C.E.B. California Estate Planning, Ch. 1, §1.36, p25.

E.    Titling Assets

Provisions in the Will do not really control the characteristic of an asset and you don’t change the title of an asset by a Will.  Assets are controlled by the laws related to those assets, and not by the laws controlling Wills and probate.  For example, if you had a client who owned a one third interest in property held in joint tenancy, the Will cannot change the title, but the Will can contain a statement that the executor calculate the value of that interest when making the overall calculation of an equal distribution of all assets owned/controlled by the testator.  Thus, the testator can control what goes from the estate under the Will and coordinate it with other distributions of his other outside-of-the-Will assets.

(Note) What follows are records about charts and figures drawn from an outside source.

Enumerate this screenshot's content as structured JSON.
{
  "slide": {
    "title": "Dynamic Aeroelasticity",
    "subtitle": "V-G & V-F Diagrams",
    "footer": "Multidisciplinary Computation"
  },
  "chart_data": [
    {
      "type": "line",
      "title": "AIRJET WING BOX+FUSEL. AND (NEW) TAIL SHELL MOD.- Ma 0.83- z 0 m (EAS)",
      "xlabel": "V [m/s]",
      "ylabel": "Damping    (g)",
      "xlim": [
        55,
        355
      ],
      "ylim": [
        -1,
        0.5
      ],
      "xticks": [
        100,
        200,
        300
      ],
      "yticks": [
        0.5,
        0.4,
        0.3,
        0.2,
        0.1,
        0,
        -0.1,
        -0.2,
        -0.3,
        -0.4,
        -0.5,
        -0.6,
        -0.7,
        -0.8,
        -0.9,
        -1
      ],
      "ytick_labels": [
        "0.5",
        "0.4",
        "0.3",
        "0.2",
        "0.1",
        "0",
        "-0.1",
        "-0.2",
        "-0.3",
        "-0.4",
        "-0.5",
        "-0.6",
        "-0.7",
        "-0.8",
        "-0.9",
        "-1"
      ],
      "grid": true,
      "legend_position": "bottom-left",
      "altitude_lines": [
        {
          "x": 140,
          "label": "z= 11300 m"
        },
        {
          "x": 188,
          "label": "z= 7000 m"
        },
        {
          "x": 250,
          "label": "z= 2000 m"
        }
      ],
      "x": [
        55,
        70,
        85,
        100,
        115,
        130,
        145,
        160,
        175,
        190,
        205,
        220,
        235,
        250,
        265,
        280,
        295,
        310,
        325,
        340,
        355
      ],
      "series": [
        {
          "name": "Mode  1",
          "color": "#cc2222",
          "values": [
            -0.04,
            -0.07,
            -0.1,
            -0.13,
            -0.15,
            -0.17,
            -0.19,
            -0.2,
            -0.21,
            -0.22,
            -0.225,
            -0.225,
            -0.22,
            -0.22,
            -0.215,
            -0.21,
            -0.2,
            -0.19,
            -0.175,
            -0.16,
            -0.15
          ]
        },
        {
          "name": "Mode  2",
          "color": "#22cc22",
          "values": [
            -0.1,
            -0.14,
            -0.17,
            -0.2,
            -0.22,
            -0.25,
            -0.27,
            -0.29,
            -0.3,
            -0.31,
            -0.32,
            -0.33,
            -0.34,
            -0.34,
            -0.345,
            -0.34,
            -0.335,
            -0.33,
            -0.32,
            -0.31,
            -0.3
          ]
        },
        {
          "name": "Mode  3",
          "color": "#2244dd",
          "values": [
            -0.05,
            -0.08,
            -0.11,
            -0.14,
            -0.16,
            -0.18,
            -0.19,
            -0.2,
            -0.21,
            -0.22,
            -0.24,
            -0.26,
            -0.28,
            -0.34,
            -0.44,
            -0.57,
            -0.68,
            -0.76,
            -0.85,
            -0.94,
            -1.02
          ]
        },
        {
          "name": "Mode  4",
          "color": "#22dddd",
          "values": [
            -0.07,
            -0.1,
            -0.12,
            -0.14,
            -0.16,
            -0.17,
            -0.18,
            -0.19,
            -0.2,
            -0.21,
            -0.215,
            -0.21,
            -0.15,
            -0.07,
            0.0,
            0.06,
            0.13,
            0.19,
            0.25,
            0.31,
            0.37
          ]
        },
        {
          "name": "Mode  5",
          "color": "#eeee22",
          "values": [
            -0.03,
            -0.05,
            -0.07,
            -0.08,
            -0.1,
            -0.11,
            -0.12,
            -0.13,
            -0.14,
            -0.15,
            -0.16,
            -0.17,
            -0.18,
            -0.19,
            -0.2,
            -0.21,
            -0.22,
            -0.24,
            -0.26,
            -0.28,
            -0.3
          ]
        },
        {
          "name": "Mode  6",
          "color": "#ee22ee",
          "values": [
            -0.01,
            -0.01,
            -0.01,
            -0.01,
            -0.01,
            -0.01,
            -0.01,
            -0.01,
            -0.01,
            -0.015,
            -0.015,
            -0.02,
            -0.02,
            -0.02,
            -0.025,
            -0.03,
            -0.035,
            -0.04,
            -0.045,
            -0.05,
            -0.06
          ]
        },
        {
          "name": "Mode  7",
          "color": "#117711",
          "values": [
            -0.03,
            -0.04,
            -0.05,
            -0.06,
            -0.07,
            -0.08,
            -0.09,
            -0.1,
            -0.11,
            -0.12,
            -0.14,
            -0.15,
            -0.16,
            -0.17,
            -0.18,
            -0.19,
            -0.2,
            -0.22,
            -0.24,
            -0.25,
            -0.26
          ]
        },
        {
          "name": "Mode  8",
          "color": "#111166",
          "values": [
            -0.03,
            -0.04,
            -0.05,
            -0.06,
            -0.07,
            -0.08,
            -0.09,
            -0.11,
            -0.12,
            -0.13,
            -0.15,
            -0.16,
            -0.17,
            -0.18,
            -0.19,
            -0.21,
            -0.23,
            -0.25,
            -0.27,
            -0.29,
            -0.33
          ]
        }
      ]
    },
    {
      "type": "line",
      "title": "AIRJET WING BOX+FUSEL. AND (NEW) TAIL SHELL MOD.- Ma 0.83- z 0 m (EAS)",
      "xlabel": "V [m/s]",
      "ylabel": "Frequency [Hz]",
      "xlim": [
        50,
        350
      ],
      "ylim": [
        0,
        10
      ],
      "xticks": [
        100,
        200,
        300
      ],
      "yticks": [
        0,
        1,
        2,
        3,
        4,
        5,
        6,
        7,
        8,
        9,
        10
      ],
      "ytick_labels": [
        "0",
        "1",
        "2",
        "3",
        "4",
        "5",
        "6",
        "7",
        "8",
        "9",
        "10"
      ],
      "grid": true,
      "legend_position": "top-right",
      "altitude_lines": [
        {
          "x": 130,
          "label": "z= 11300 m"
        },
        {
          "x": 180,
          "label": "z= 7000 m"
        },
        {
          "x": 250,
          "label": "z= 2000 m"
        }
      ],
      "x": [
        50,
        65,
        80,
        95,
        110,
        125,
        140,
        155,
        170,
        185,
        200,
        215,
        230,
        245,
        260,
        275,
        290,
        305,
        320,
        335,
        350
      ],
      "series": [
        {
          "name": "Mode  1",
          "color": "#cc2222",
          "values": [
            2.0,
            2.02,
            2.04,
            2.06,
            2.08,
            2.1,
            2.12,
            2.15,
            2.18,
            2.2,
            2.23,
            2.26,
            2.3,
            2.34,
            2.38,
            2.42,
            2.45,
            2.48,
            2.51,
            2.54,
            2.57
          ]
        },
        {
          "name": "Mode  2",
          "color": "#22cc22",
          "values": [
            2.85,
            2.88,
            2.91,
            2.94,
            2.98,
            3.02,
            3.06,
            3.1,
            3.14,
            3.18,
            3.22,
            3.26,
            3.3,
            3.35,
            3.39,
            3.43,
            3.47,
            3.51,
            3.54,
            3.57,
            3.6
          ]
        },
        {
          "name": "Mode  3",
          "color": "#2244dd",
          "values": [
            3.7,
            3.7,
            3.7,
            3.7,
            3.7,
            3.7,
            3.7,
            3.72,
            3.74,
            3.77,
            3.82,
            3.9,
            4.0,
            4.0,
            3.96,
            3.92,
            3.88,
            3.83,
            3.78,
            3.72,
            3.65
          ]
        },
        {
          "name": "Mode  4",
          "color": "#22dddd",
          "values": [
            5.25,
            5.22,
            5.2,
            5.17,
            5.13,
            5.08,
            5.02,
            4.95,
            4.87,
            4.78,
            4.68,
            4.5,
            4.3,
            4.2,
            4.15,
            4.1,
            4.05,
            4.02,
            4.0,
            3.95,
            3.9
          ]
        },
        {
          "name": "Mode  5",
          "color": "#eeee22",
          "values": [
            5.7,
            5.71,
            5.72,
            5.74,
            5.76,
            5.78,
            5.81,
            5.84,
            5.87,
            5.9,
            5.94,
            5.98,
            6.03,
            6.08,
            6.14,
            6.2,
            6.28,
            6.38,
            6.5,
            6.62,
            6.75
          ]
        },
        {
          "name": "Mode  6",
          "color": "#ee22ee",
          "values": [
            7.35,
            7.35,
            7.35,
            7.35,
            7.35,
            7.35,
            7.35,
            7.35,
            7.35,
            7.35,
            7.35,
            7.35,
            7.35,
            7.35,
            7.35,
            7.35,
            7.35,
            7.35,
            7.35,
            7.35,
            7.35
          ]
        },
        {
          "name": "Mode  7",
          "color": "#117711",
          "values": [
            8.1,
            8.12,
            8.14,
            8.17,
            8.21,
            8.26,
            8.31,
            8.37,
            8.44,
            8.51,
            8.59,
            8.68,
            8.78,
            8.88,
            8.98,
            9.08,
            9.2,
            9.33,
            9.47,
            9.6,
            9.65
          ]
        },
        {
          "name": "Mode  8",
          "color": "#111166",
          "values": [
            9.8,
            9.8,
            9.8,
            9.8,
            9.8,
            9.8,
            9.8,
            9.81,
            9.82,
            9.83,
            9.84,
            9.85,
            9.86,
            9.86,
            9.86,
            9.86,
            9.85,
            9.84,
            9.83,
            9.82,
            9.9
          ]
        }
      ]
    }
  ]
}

Considering the overall estate plan, an attorney might advise the client to change title of some assets and beneficiary designations for life insurance policies and retirement plan benefits and payable-on-death accounts.

F.    Sample Will Provisions

See Exhibits.  Which “presentation” of these paragraphs do you prefer?  Why?

How do you draft your estate planning documents?  Do you use a software program?

G.    Updating Will Documents

Codicils, which you know are amendments to Wills, have the same requirements for validity as do Wills.  Would it be wiser to do a new Will or complete a codicil?